When adding tests for tools that call `apply` or `apply_batch`, include a case that
sets `verify=true` and asserts on the `verify.passed` field:

```bash
# E2E: apply with verify
echo '{"method":"tools/call","params":{"name":"apply","arguments":{
  "agent_id":"test","file_path":"/tmp/test_apply.py",
  "new_content":"def hello(): pass\n","verify":true
}}}' | ./m1nd-mcp | jq '.result.verify'
# Expected: {"passed": true, "node_delta": 1, "edge_delta": 0}

# E2E: apply_batch with verify
echo '{"method":"tools/call","params":{"name":"apply_batch","arguments":{
  "agent_id":"test",
  "edits":[
    {"file_path":"/tmp/a.py","new_content":"x = 1\n"},
    {"file_path":"/tmp/b.py","new_content":"y = 2\n"}
  ],
  "verify":true
}}}' | ./m1nd-mcp | jq '.result.verify'
# Expected: {"passed": true, "files_verified": 2}
```

The `verify` flag is designed for CI and agent harnesses where silent write failures
are unacceptable. It adds ~1–3ms per file written (one ingest round-trip).

---

## Feature Flags

`m1nd-ingest/Cargo.toml` defines the tier system:

```toml
[features]
default = ["tier2"]
tier1 = [...]    # 14 tree-sitter languages
tier2 = ["tier1", ...]  # 8 more languages (default build)
```

`m1nd-mcp` has no additional feature flags — it inherits from m1nd-ingest via the
workspace dependency chain.

To build with only native extractors (smaller binary, faster compile):

```bash
cargo build --release --no-default-features
```

To build with only Tier 1:

```bash
cargo build --release --no-default-features --features tier1
```

The full Tier 2 build (default) produces the release binary shipped in
`target/release/m1nd-mcp`.

---

## What to Work On

### Language Extractors (high impact)

m1nd currently supports 22 languages via tree-sitter (Tier 1+2) plus Python, Rust,
TypeScript/JavaScript, Go, and Java via manual extractors. Adding more tree-sitter
grammars is the fastest path to expanding language coverage.
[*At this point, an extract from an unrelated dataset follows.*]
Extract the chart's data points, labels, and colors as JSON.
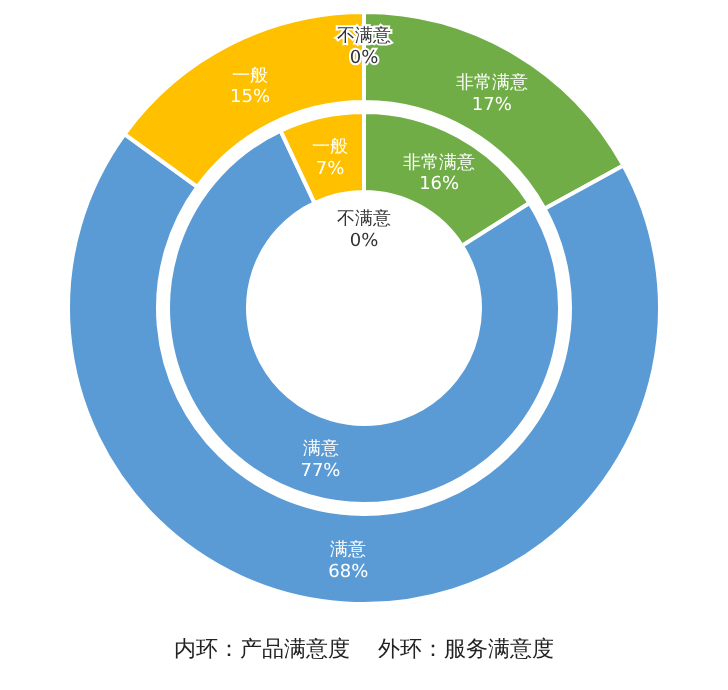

Before adding a grammar crate: verify it depends on `tree-sitter-language` (new API),
not `tree-sitter 0.19/0.20`. Old-API crates cause silent parse failures at runtime.

### Graph Algorithms

The core engine in `m1nd-core/` has room for improvement:
- Community detection algorithms
- Better spreading activation decay functions
- Smarter ghost edge inference
- Embedding-based semantic scoring (V1 is trigram-only)

### MCP Tools

New tools that leverage the graph are welcome. Each tool is a handler in `m1nd-mcp/src/`.
The pattern is consistent -- look at existing tools for the structure.

### Benchmarks

Run m1nd on your codebase and report performance. We track real-world numbers, not synthetic benchmarks.

---

## Code Standards

- `cargo fmt` before committing
- `cargo clippy -- -D warnings` must pass
- All new code needs tests
- No `unsafe` without a comment explaining why

## Pull Requests

1. Fork the repo and create a branch from `main`
2. Make your changes with tests
3. Ensure `cargo test --all` passes
4. Ensure `cargo clippy --all -- -D warnings` passes
5. Ensure `cargo fmt --all -- --check` passes
6. Open a PR with a clear description of what and why

## Issues

Use GitHub issues for bugs, feature requests, and questions. Label your issue:
- `bug` -- something doesn't work
- `enhancement` -- new feature or improvement
- `good first issue` -- suitable for new contributors
- `language-extractor` -- new language support
- `algorithm` -- graph algorithm work

## License

By contributing, you agree that your contributions will be licensed under the MIT License.